– Что же вы мне привезли?
Я притворился, что забыл об этом, она не поверила. Я заставил ее просить, даже умолять, и когда увидел, что она умирает от любопытства, подал ей священный медальон. Она замерла в порыве радости.
– Мощи! О, мощи!
И страстно поцеловала коробочку. Мне стало стыдно за свой обман.
Но вдруг ею овладело беспокойство, тотчас же перешедшее в ужасную тревогу. Глядя мне прямо в глаза, она спросила:
– А вы уверены в том, что они настоящие?
– Совершенно уверен.
– Почему?
Я попался. Признаться, что косточка была куплена у уличного торговца, значило погубить себя. Что же сказать? Безумная мысль пронеслась у меня в мозгу, и я ответил, понизив голос, с таинственной интонацией:
– Я украл их для вас.
Она взглянула на меня огромными глазами, изумленными и полными восторга.
– О, вы украли их!.. Где же?
– В соборе, из раки с останками одиннадцати тысяч девственниц, – сказал я.
Сердце ее сильно билось; от счастья она была почти без чувств и пролепетала:
– О, вы сделали это… ради меня… Расскажите же… расскажите мне все!
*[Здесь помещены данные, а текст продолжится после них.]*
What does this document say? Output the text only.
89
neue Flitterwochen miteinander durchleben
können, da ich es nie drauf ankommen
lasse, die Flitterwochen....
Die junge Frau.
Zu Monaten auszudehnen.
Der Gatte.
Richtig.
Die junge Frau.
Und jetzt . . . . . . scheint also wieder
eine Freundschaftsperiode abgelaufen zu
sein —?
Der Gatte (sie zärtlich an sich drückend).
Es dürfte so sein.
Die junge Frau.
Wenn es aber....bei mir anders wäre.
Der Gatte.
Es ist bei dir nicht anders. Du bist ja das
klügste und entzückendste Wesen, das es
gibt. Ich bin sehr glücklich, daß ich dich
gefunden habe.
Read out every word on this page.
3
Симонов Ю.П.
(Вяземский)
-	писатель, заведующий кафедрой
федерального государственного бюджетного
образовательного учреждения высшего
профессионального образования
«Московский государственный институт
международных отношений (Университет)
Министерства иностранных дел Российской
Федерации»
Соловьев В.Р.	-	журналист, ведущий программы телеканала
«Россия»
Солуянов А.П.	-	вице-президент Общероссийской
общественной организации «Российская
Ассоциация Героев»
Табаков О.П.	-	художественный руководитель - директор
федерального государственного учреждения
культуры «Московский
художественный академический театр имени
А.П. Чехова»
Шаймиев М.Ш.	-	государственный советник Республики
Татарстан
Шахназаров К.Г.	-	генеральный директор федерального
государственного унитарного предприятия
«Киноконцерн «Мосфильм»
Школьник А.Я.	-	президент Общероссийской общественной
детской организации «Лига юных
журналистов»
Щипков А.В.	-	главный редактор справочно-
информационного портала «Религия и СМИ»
Все было кончено, отступать я не мог. Я сочинил фантастическую историю с точными и захватывающими подробностями. Я дал сто франков сторожу, чтобы осмотреть собор одному; раку в это время ремонтировали; но я попал в тот самый час, когда рабочие и причт завтракали; приподняв какую-то створку, которую я затем тотчас же тщательно приладил на место, я успел выхватить оттуда (о, совсем крошечную!) косточку из множества других (я говорю «множества», думая о том, сколько же должно быть останков у одиннадцати тысяч скелетов девственниц). Затем я отправился к ювелиру и купил достойную оправу для мощей.
Я не отказал себе в удовольствии упомянуть ей мимоходом, что медальон обошелся мне в пятьсот франков.
Но она и не думала об этом; она слушала меня трепеща, в экстазе. Она прошептала: «Как я вас люблю!» – и упала в мои объятия.
Заметь: я совершил из-за нее кощунство – я украл; я осквернил церковь. Осквернил раку; осквернил и украл святые мощи. За это она обожала меня, находила меня нежным, идеальным, божественным. Такова женщина, дорогой аббат, такова вся женщина.
В течение двух месяцев я был самым восхитительным из всех женихов. Она устроила нечто вроде великолепной часовни, чтобы водворить там частицу котлетной косточки, побудившую меня, как она верила, пойти на такое дивное преступление во имя любви; и она ежедневно замирала в восторге перед ней утром и вечером.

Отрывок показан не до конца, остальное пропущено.